Palästinenser Trauergesänge von Blut und Seele

In Ramallah entlud sich die Trauer um den verstorbenen PLO-Chef Jassir Arafat am Donnerstagabend in einer dramatischen Kundgebung vor dessen Amtssitz. Die Demonstration ist ein Vorgeschmack auf die Emotionen, die sich bei der Beisetzung Arafats Bahn brechen werden. Nun droht ein Sicherheitsalptraum.
Von Yassin Musharbash

Ramallah - Plötzlich fliegt ein Holzstock durch die Luft, dann noch einer. Ein junger Palästinenser klettert einen wackeligen Strommast hinauf und befestigt eine schwarz-rot-grüne Flagge. Hunderte pfeifen ihm zum Beifall zu, tausende weitere drücken sich derweil gegen den Haupteingang des Mukata, des verwaisten Hauptquartiers des heute Morgen verstorbenen Palästinenserpräsidenten Jassir Arafat. Sie wollen um jeden Preis hinein. Über all dem liegt ein dichter Klangteppich aus gesungenen Parolen: "Mit unseren Blut, mit unsere Seele kämpfen wir für dich, O Arafat", singen die Demonstranten rhythmisch, die sich zur Abendstunde hier versammelt haben.

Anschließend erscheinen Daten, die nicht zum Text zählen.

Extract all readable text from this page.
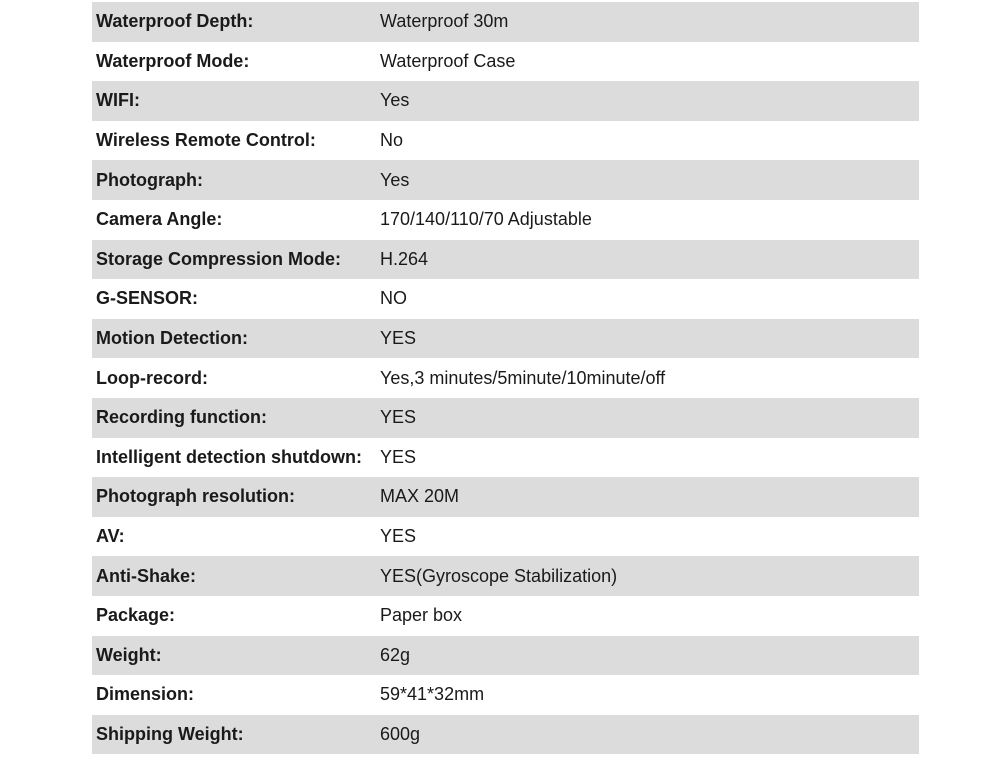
Waterproof Depth:	Waterproof 30m
Waterproof Mode:	Waterproof Case
WIFI:	Yes
Wireless Remote Control:	No
Photograph:	Yes
Camera Angle:	170/140/110/70 Adjustable
Storage Compression Mode:	H.264
G-SENSOR:	NO
Motion Detection:	YES
Loop-record:	Yes,3 minutes/5minute/10minute/off
Recording function:	YES
Intelligent detection shutdown:	YES
Photograph resolution:	MAX 20M
AV:	YES
Anti-Shake:	YES(Gyroscope Stabilization)
Package:	Paper box
Weight:	62g
Dimension:	59*41*32mm
Shipping Weight:	600g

Ungeheure Emotionen und grenzenlose Trauer brechen sich bahn und bieten einen Ausblick auf das, was bei der für Morgen oder spätestens Übermorgen geplanten Beisetzung des Palästinenserführers zu erwarten ist.

Immer wieder gibt es Momente, wo alles außer Kontrolle zu raten gedroht. So zum Beispiel, als der erste Verletzte abtransportiert werden muss oder es den Sicherheitsleuten nicht auf Anhieb gelingt, die Schiebetür, die die Trauernden von der Mukata trennt, zu schließen. Die zahlreichen Sicherheitsbeamten, selbst offenkundig voller Trauer, tun allerdings ihr Bestes, die Masse zu beruhigen. Ein paar Demonstranten steigen auf einen in der Mitte der schmalen Straße geparkten Lieferwagen. Das Gefährt wippt bedenklich, ein Dutzend Leute drücken das Dach ein. Im letzten Augenblick gelingt es Polizisten, mit ruhigen Worten Schlimmeres zu verhindern und den Wagen aus der Gefahrenzone zu schaffen.

Die Trauernden sind zum größten Teil aus Ramallah, doch sie sind verstärkt durch Demonstranten aus den umliegenden Dörfern und übrigen Städten der Westbank. Für diese Trauernden ist es die erste Gelegenheit, ihre Verzweifelung über den Verlust ihres nationalen Symbols öffentlich auszudrücken. Wenn Arafat morgen oder übermorgen beigesetzt wird, werden Zehntausende erwartet, für die dasselbe gilt. Ramallah könnte zu einem Sicherheitsalptraum werden. Gefahr droht allerdings weniger durch innerpalästinensische Konflikte als vielmehr durch Verletzte, die das Getümmel fordern könnte - solange die Sicherheitskräfte nicht dazu gezwungen werden, massiv gegen ihre Landsleute vorzugehen. Mit welchem Szenario zu rechnen sein wird, wenn Arafats Leichnam erst wirklich in der Mukata angekommen sein wird, mag sich zur Stunde niemand ausmalen.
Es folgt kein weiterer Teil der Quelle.